Run, Forrest, run

Run, Forrest, run

If there’s one thing that younger me NEVER thought I would do, it would be running a marathon. In fact, I used to fake stomach aches to get out of running the mile in elementary school. The day would inevitably end with me close to tears and regretting my lack of athletic abilities. But of course, I couldn’t complain. I didn’t leave my couch that much, and books were my companions rather than running shoes.

But as I got older, I found I enjoyed getting up and moving. I’m not going to lie, it was incredibly tough at first. But a body in motion stays in motion. Once I started working out, it got easier every day. Between running and playing tennis in high school, I got on my feet more and felt that addictive running high everyone talks about.

At first, all I could do was a lap around my cul de sac. Then it was down to a stop sign a quarter-mile from my house. After that it was a full mile. Through the process, my dad was a huge motivation. With 50 marathons under his belt, he isn’t slowing down. He would knock on my door at 5 p.m. every day, asking if I was ready. He coached me to go a little farther every week until I was finally in good enough shape to run cross country in high school. That was huge for me, a formerly chubby kid who used to sweat walking to class.

My senior year of high school was when I ran my first half marathon (13.1 miles). I previously had only run seven miles consecutively. Surprisingly I felt great, thanks to the shape that I was in already and the adrenaline that I felt on race day. I also ran with my aunt who has a similar pace as me. Finding a running partner that runs the same pace as you or pulls you to go faster is great motivation, because you can keep each other from the temptation to stop or walk. Once you stop, it’s a lot harder to get going again.

I ran through my first college years, and last spring I decided that this fall, I would run my first full marathon (26.2 miles). It was daunting, and I knew that there was a LOT of work that I would have to put in. I ran every day when I studied abroad in Dublin, and kept going through the summer. My running schedule went like this: Saturday long run, beginning at 10 miles and working up two additional miles every couple of weeks, ending at 20 miles three weeks before the marathon when tapering began. Monday, Wednesday, Thursday and Friday ranged from four to six miles. Tuesday was a mid-week long run, approximately half the distance of the Saturday long run. Sundays were always my rest day.
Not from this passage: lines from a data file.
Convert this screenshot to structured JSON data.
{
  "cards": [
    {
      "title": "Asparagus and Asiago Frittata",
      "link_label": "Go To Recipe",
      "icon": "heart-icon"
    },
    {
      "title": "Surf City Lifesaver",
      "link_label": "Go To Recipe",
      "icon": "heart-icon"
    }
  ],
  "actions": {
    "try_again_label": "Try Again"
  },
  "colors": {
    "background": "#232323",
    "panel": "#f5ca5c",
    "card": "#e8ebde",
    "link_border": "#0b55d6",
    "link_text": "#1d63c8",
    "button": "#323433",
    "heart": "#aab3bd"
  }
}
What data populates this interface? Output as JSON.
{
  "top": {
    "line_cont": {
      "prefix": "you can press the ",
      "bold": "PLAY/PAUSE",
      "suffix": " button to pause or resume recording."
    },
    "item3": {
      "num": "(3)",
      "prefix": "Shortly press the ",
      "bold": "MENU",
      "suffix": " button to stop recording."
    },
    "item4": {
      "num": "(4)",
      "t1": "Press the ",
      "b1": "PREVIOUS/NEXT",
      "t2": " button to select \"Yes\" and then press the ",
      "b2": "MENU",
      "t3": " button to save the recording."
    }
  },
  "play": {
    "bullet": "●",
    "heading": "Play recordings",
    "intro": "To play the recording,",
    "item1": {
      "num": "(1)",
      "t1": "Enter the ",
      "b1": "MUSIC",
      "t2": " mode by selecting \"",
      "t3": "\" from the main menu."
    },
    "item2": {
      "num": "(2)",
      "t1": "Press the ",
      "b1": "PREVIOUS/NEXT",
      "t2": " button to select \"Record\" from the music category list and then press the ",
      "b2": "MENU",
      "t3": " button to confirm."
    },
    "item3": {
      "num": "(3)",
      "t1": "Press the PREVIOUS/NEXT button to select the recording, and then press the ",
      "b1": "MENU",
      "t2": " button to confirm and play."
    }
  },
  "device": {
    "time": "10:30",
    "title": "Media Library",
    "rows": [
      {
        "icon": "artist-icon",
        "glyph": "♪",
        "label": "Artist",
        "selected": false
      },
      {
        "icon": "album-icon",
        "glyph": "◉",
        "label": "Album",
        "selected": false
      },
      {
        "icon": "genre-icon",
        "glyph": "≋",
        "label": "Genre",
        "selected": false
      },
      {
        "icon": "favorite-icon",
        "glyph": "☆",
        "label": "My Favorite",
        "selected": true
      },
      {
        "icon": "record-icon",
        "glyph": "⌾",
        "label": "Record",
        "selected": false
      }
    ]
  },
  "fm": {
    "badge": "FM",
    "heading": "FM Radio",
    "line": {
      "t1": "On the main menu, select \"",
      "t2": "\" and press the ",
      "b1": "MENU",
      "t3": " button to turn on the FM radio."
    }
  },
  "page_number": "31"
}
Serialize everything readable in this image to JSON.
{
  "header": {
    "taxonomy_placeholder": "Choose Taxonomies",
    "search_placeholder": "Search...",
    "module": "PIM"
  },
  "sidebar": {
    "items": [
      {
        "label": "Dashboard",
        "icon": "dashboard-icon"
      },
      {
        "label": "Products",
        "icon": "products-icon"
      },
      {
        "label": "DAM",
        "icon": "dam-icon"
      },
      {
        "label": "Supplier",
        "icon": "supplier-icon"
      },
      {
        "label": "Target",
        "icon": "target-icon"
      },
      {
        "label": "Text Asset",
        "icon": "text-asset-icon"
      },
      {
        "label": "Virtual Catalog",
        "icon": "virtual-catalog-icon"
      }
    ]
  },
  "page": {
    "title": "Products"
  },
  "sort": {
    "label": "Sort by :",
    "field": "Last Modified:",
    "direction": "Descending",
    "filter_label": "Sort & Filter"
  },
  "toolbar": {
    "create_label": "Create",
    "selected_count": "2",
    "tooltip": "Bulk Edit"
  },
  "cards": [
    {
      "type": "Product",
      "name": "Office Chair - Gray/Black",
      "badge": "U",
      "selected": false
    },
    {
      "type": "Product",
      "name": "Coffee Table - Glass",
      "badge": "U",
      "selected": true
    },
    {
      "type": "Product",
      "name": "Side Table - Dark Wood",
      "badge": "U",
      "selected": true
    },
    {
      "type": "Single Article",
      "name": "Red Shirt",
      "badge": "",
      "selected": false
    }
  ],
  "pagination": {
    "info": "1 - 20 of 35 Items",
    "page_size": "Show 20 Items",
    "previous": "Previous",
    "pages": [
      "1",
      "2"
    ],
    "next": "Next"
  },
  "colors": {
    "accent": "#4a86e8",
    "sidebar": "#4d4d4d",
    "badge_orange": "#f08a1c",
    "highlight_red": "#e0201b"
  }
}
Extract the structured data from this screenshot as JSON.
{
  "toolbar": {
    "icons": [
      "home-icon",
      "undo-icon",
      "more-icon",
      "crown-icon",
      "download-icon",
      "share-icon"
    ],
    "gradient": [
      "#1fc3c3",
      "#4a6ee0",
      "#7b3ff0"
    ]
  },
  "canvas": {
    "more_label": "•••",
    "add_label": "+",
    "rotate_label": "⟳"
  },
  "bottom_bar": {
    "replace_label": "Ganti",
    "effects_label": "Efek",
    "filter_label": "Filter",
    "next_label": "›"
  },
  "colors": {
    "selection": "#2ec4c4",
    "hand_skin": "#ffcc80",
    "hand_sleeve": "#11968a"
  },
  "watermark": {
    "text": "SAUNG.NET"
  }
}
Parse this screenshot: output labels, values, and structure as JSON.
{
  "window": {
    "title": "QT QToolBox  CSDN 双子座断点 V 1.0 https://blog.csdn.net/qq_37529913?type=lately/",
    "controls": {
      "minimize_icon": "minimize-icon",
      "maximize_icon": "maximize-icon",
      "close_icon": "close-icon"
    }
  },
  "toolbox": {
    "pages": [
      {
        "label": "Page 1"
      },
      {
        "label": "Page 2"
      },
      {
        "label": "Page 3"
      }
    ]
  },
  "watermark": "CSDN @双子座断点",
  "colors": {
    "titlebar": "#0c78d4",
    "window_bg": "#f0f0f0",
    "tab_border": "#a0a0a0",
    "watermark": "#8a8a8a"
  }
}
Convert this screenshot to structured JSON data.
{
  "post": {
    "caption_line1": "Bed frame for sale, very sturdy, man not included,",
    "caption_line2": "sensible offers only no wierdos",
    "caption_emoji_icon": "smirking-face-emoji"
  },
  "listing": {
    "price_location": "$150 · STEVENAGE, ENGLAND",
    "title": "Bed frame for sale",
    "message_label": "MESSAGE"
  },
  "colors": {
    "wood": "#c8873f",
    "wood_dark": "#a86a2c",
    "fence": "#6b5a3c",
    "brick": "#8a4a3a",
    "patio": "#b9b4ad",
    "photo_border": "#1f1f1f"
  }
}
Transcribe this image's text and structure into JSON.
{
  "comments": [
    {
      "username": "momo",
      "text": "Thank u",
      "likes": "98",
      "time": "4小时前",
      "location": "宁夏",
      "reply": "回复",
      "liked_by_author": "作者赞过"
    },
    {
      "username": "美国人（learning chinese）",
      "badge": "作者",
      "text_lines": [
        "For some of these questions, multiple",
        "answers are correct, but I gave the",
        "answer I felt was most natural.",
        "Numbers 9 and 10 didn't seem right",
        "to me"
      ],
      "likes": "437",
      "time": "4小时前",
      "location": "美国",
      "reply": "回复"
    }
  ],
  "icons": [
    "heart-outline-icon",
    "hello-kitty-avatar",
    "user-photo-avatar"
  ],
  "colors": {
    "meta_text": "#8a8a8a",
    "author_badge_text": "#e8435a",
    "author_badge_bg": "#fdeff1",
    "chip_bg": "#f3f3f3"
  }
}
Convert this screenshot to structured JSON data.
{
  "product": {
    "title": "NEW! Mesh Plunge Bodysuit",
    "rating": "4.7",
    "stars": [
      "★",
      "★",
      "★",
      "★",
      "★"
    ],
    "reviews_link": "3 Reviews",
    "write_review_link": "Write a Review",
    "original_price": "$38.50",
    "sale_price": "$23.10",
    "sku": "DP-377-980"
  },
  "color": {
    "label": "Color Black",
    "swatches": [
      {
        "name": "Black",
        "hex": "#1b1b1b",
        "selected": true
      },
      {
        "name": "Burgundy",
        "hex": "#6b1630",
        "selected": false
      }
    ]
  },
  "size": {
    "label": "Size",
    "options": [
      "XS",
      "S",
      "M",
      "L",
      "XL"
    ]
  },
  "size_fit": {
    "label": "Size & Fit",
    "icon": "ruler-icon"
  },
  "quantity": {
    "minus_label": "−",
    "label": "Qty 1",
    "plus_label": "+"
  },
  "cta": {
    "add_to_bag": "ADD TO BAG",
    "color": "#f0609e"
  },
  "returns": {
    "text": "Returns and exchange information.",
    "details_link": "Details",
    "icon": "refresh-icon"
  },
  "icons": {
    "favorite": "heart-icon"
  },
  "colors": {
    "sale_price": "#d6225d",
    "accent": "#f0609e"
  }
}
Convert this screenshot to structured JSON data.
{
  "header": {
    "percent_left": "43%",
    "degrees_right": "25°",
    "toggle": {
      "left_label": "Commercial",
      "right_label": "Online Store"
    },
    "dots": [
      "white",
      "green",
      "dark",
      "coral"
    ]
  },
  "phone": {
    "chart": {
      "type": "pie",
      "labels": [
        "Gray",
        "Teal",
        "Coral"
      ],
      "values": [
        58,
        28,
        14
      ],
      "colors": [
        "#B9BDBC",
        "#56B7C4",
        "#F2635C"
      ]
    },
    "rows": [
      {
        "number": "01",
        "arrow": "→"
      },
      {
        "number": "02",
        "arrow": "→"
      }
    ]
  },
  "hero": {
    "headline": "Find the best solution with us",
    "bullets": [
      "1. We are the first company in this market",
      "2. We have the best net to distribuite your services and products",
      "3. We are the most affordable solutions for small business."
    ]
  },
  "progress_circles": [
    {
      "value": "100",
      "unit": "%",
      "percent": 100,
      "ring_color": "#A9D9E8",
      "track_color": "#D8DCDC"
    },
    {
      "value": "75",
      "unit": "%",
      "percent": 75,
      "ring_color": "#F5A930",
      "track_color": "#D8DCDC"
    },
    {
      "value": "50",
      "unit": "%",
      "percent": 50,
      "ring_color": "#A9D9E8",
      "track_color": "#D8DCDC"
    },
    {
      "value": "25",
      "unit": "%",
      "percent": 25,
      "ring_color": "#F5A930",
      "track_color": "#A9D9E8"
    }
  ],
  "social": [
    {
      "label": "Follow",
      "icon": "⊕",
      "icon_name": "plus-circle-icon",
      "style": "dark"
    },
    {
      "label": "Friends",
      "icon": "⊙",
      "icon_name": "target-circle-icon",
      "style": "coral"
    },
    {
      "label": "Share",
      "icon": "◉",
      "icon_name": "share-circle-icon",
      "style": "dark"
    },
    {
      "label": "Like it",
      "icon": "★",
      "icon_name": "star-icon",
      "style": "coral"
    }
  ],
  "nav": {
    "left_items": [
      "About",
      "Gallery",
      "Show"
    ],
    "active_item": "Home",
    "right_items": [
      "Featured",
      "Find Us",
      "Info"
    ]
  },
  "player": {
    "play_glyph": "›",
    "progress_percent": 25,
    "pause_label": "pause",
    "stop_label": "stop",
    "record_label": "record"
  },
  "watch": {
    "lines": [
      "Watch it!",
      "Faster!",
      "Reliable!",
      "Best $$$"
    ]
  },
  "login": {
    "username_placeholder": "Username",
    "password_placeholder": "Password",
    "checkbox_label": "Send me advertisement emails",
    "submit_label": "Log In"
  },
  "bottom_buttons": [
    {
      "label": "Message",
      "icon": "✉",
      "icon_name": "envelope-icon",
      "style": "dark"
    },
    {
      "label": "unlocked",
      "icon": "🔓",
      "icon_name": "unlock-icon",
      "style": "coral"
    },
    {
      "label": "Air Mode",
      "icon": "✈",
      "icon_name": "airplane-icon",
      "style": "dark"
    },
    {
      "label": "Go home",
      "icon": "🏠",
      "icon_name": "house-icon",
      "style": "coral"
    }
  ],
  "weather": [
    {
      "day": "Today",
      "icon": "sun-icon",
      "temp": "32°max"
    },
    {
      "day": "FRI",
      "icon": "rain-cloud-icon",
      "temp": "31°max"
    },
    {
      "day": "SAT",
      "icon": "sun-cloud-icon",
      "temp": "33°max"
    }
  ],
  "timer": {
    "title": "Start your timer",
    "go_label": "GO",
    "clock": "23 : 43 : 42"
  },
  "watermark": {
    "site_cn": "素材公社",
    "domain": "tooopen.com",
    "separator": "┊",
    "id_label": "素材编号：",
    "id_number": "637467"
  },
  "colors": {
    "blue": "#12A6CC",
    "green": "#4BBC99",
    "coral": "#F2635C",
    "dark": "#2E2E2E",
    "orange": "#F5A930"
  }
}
Having a schedule like this really helped keep me on track. My dad also provided a lot of mental and emotional support as well, keeping me going when all I wanted to do was STOP RUNNING. I just had to picture the end goal: crossing the finish line, being able to cross it off my bucket list. I ran in the mornings as early as I could, as I had the most energy then and it was also the coolest in the hot and humid Iowa summer.

It is my firm belief that if you’re in good enough health, anyone can run a marathon with enough determination and preparation. If I could give someone a few key pieces of advice though, it would be to find a reliable running buddy to keep you accountable and motivated, run at the best times for YOU (even if it’s at night, at lunch, in the morning, or whenever), stick to a calendar with manageable increases from week to week, and stay focused on the goal: it’s going to feel AMAZING when you cross the finish line, you’ll get in great shape and gain confidence that translates to other areas of your life as well. I will never forget the feeling of finishing that marathon, and I would definitely call it one of the best days of my life. If it’s something you’re interested in then you should definitely go for it! Pardon the cliché, but you really can do anything you put your mind to: even a marathon.